After vowing to do so, Minnesota-based Goodness Growth Holdings filed a notice of civil claim seeking unspecified damages after multistate marijuana operator Verano Holdings Corp. terminated their acquisition deal.
Chicago-headquartered Verano had signed a definitive agreement on Feb. 1 to acquire Goodness Growth for roughly $413 million but then said on Oct. 14 it was backing out of the agreement.
In the Oct. 21 notice of civil claim – filed with the Supreme Court of British Columbia to start a lawsuit – Goodness Growth reiterated what it alleged after the acquisition was terminated: The deal was scrapped after it refused a lower price from Verano for all of the outstanding shares of the company.
Verano alleges Goodness Growth “breached covenants” and that it is owed millions in termination fees.
Neither Verano nor Goodness Growth responded to MJBizDaily requests for comment on Monday.
According to the claim:
- Verano first made an unsolicited offer for Goodness Growth in August 2021 – an all-stock deal valued at 425 million Canadian dollars (roughly $309 million). Goodness Growth declined that offer, deeming it too low.
- After receiving proposals from four other parties, Goodness Growth agreed to an exclusivity term in second Verano’s proposal and then accepted an all-stock deal valued at $413 million (whereby Verano would issue 0.22652 shares for each share of Goodness Growth as well as 22.652 shares for each Goodness Growth super voting share).
- Verano’s stock price declined by nearly 47% between January and October, from $13.40 to $6.95.

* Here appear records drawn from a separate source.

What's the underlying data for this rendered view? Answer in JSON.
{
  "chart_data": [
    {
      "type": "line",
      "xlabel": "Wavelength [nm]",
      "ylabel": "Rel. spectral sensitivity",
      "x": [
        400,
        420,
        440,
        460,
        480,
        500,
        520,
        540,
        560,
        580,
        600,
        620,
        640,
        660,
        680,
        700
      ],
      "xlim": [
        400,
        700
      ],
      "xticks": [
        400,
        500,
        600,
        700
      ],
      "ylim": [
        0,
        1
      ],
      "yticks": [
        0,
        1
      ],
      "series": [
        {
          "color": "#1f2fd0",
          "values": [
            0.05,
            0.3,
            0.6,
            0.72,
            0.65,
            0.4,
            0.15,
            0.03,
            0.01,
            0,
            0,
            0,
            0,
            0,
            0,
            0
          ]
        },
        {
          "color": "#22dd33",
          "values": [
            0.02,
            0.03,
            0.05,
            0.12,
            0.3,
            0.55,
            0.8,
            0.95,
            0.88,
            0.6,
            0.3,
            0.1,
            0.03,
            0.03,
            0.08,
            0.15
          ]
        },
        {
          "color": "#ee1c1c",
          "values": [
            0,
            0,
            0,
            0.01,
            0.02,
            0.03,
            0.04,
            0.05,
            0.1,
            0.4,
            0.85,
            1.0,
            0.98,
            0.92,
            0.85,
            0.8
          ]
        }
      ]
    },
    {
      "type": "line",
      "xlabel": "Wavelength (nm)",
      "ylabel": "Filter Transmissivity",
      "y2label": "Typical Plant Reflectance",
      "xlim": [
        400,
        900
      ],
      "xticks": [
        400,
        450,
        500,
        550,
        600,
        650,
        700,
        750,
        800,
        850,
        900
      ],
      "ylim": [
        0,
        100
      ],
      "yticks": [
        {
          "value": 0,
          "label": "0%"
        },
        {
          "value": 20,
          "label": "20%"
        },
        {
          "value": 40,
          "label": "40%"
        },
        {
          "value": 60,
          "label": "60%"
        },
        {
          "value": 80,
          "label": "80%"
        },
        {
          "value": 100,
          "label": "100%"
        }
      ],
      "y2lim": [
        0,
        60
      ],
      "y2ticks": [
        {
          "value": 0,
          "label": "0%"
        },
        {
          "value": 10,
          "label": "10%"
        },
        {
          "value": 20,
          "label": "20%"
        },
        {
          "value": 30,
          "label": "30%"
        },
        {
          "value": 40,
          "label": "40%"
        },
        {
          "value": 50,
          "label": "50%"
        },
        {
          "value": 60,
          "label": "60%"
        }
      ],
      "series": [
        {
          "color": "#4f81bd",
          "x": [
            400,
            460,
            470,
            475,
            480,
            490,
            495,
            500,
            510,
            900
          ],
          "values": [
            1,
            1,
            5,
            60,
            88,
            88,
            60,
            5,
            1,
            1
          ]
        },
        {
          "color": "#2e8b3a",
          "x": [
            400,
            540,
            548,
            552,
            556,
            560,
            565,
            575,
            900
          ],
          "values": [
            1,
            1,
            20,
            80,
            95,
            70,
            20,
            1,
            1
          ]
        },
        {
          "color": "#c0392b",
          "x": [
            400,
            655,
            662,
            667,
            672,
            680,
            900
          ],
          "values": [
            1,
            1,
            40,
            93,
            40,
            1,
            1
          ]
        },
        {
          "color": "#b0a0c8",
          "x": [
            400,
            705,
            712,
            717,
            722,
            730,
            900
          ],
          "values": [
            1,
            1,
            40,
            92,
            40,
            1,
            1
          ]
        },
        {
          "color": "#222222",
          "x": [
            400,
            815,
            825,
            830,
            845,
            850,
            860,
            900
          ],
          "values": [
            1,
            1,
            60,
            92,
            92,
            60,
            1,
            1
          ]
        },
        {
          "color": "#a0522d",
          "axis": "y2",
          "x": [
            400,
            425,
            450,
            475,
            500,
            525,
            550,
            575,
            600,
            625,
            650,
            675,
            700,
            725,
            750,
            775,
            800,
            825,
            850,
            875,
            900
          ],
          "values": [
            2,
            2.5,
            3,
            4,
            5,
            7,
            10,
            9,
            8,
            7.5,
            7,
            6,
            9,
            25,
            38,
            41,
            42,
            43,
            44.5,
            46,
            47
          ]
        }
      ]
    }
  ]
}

- Between March and July, Verano “interfered” with Goodness Growth’s attempts to complete the proxy statement required by the U.S. Securities and Exchange Commission (SEC) to complete the deal. Goodness Growth alleges Verano did not provide information in a timely manner and sought to add adjustable exchange ratios or other steps not included in the arrangement agreement.
- Goodness Growth filed the proxy with the SEC on July 20. Then, on July 25, Verano put Goodness Growth on notice of alleged breaches of the arrangement agreement and provided notice of its “right to terminate the Arrangement Agreement.”
- On July 27, without notifying Goodness Growth, Verano announced it would have to restate its financials from five previous quarters.
- In August, Verano asked Goodness Growth to consider a lower consideration at about 20% less than the original arrangement.
- On Sept. 1, Verano stated that “if (Goodness Growth and Verano) are unable to find common ground, (Verano) will be exercising (its) legal right to terminate the Arrangement Agreement.” Goodness Growth refused.
- On Sept. 8, Verano proposed a 5% reduction in the value of the deal and said it would waive a New York regulatory approval condition if allowed by the state. Goodness Growth refused.
- The restated financials meant the proxy needed updates, which the SEC required by Sept. 14. Goodness Growth alleges Verano didn’t supply all its updated information until the night before it was due and “suggested that it would provide input on the response and draft amendment to the proxy statement if Goodness Growth agreed to renegotiate the purchase price under the Arrangement Agreement.”
- Goodness Growth supplied its amended proxy on Sept. 14.
- When the SEC sent its second comment letter, Verano again failed to provide information in a timely manner and “used the review of drafts as a pretence for asserting that the parameters of the proposed Plan of Arrangement had changed.”
- After sending its response, Goodness Growth received notice from the SEC on Oct. 7 saying it would approve the proxy statement and would have no further questions and a hearing was scheduled for Oct. 14.
- On Oct. 13, Verano delivered a Notice of Termination. On Oct. 14, Goodness Growth accepted the repudiation.
Goodness Growth is seeking damages for breach of contract, good faith and honest performance as well as special, punitive, aggravated or exemplary damages.
According to the notice, “Goodness Growth has suffered and will suffer loss and damage as a result of Verano’s breaches as described above, including the transaction costs associated with the Arrangement Agreement, opportunity costs in relation to other potential transactions both during the exclusivity period and following the Arrangement Agreement, and loss of synergies associated with the proposed transaction.”
Shares of Goodness Growth dropped by about 60% after news of the scrapped deal got out.